The New Statistical Rhetoric of Climate Change
In an article in Slate, Daniel Engber discusses a standardization of the terms in which climate scientists express the probability of the consequences of climate change.
For years, climate-change scientists relied on verbal expressions of chance instead of statistical ranges: Effects were "probable" or "possible"; they "could" or "might" be true. As a result, their language of uncertainty was easy to misinterpret, politicians threw up their hands, and skeptics seized on ambiguous phrases to argue that the science of climate change was based more on estimation than fact. But 10 years' worth of new data have emboldened the researchers, and now they've replaced their hazy equivocations with percentage values. This shift in rhetoric—at base, from words to numbers—has made their conclusions more comprehensible and compelling.

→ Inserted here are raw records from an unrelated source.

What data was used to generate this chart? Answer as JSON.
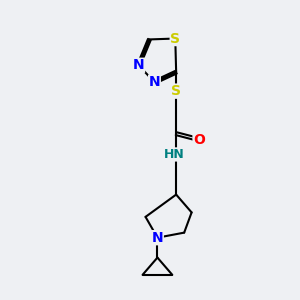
{
  "background_color": "#eef0f3",
  "bond_color": "#000000",
  "atom_colors": {
    "S": "#cccc00",
    "N": "#0000ff",
    "O": "#ff0000",
    "H": "#008080",
    "C": "#000000"
  },
  "font_size": 9,
  "fig_size": [
    3.0,
    3.0
  ],
  "dpi": 100
}
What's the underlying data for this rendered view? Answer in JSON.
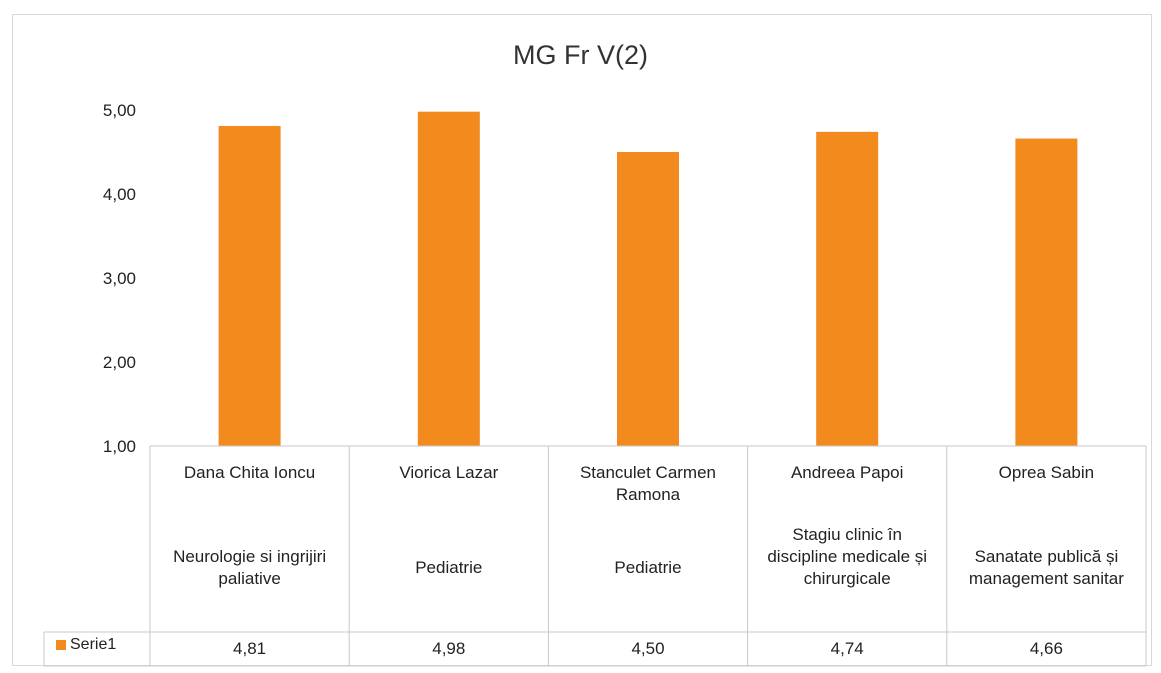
{
  "chart_data": {
    "type": "bar",
    "title": "MG Fr V(2)",
    "ylim": [
      1,
      5
    ],
    "yticks": [
      "1,00",
      "2,00",
      "3,00",
      "4,00",
      "5,00"
    ],
    "grid": false,
    "bar_color": "#f28a1e",
    "categories": [
      {
        "name": "Dana Chita Ioncu",
        "discipline": "Neurologie si ingrijiri paliative"
      },
      {
        "name": "Viorica Lazar",
        "discipline": "Pediatrie"
      },
      {
        "name": "Stanculet Carmen Ramona",
        "discipline": "Pediatrie"
      },
      {
        "name": "Andreea Papoi",
        "discipline": "Stagiu clinic în discipline medicale și chirurgicale"
      },
      {
        "name": "Oprea Sabin",
        "discipline": "Sanatate publică și management sanitar"
      }
    ],
    "series": [
      {
        "name": "Serie1",
        "values": [
          4.81,
          4.98,
          4.5,
          4.74,
          4.66
        ],
        "labels": [
          "4,81",
          "4,98",
          "4,50",
          "4,74",
          "4,66"
        ]
      }
    ]
  }
}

It's also made them less honest.
The problem, Engber points out, is that there are two different kinds of probability statements, which he dubs "statistical" and "subjective". When scientists are in a position to run repeated experimental trials and measure results they can compile statistics and, thus, are in a position to cite "statistical" probabilities about an outcome. They's SEEN the outcome a certain number of times so they know. In other situtations, however, it is not possible to run repeated experiments -- we can't replay the history of the earth a number of times. The best we can do is build models of the earth which, we hope, capture as many of the relevant variables as possible, and run them through a computer. The resulting statistics afford us a certain level of confidence about the outcome -- Engber calls this the "subjective" probability -- but it just isn't the same as having the real world tell you, over multiple repetitions, what the probability is.
In the past, scientists have couched "subjective" probabilities in verbal terms (as cited by Engber above) but, because of the general level of what Douglas Hofstadter has dubbed innumeracy, such statements have failed to have the impace that they should have. While factually accurate the vague verbal terminology proved to be, somehow, emotionally inaccurate in the collective public mind. It is hoped that the switch to numerical statements of probability, which implies a degree of certitude which can't really be justified by the methods used, is warranted to the extent that it makes the public (and politicians) pay the attention to the issue that it deserves.
Of course, this whole strategy of having to tell us white lies for our own good wouldn't be necessary if we weren't, as a whole, so damned stupid...
Comments
Subjective probabilities need not be "subjective". When we define the probability of either heads or tails in a coin toss as 0.5 we are making a "subjective statement by not basing it on a long number of trials. Instead we use the symmetry of the problem to define the probability.
Subjective probabilities also have validity when used relatively as in decision making. As long as the rule for defining them is consistent the absolute probability is not really important, only their differences.
SpiritSeeker:
I wonder if the coin toss example is really not subjective or if our idealized model has rendered it trivially subjective. This is not a rhetorical question -- I don't know a lot about this area, so I really do wonder.
Our statistical model posits a coin with two sides, essentially no thickness, falling unfettered in an otherwise still environment,
My thought is this: Suppose, when it comes time to apply the model, the coin tossed in not a fair coin. Suppose the coin bounces against something like a stalagmite (or our leg, for that matter) on the way down. What about powerful jets of air blowing crosswise across the path of the coin's descent? What if it lands on its edge? What if the dog eats it?
We don't suppose these things because we are dealing with a highly idealized model and we know that when it comes time to toss a real coin we can constrain conditions to reduce the necessity of our having to take variables into account. What I think we have done, though, is reduce the "subjectivity". I don't think we've fundamentally changed the character of the statistical model. That's why introductory statistics courses like to use such simple cases to begin with.
It would be really interesting to see a statistics textbook that moved from the very simple coin toss example to more complicated ones -- coins tossed by two divers underwater, coins tossed by parachutists jumping out of airplanes, coins dumped - one hundred at a time - from an automobile driving fifty miles an hour. My guess is that the authors would quickly have to progress to experimental trials.
I think what you are getting to here is what most people who deal with probability in terms of automated decision making would call the precision of the probability (precision is the opposite of your "subjectivity", a high precision means low subjectivity) The greater the number of experimental trials the greater the precision of the resultant probability. Yet, as you pointed out, if jets of air or other factors affect the coin toss in a semi-random fashion one would need more coin tosses to get an accurate probability number than one would in an idealized situation.
This area of probability does not seem to be very well developed as far as I can tell. And what is not well understood is not taught or even mentioned in non-graduate level courses.